On Sat, Jan 24, 2004 at 12:21:40PM -0800, Eric Hawthorne wrote:
> Can you explain briefly why the choice of measure is subjective? I
> haven't read any of the
> books you mentioned (will try to get to them) but am familiar with
> computability theory
> and decision theory.
Since you do not mention that you're familiar with the theory
of algorithmic complexity, I suggest that you read the first book on that
list ASAP. The following response might not make sense until you do.
Basically, all of the sensible proposed measures are based on the
universal distribution, which assigns a larger probabilities to strings
that have lower algorithmic complexities. However there's actually an
infinite class of universal distributions, one for each universal Turing
machine, and there's no objective criteria for determining which one
should be used.
Another problem is that using the universal distribution forces you to
assume that non-computable universes do not exist. If one does not want to
make this assumption, then a more dominant measure need to be used (for
example, based on a TM with an oracle for the halting problem or
the complexity of a string's logical definition) but then there are even
more measures to choose from (how high up the computability
hierarchy do you go? how high up the set theoretic hierarchy?).

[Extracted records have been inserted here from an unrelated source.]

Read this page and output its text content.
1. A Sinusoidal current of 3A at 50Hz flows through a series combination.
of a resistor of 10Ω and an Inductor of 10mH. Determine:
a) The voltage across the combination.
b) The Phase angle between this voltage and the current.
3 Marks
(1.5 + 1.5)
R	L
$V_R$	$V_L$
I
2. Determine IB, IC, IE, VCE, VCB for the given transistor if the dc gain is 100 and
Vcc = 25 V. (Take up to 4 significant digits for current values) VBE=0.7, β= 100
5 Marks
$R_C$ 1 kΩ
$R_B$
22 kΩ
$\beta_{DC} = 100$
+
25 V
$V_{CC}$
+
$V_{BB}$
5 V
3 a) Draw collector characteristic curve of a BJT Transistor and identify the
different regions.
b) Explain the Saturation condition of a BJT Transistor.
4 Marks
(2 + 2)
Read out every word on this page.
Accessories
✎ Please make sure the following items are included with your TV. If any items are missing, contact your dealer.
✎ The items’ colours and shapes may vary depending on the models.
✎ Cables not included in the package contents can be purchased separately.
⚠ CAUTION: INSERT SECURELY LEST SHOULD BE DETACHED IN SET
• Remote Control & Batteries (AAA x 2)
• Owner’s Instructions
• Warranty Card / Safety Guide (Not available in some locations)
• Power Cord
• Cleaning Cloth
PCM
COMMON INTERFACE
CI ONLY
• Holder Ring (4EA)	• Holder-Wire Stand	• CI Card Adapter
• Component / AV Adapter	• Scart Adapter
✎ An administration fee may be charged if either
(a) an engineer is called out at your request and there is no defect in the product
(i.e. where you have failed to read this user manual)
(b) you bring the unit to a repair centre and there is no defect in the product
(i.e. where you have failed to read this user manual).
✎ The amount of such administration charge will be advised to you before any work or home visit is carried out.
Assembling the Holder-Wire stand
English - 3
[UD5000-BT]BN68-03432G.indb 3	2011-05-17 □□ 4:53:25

Now suppose that two people, Alice and Bob, somehow agree that a measure M
is the objectively correct measure, but Bob insists on using measure M' in
making decisions. He says "So what if universe A has a bigger measure than
universe B according to M? I just care more about what happens in universe
B than universe A, so I'll use M' which assigns a bigger measure to
universe B." What can Alice say to Bob to convince him that he is
not being rational? I don't see what the answer could be.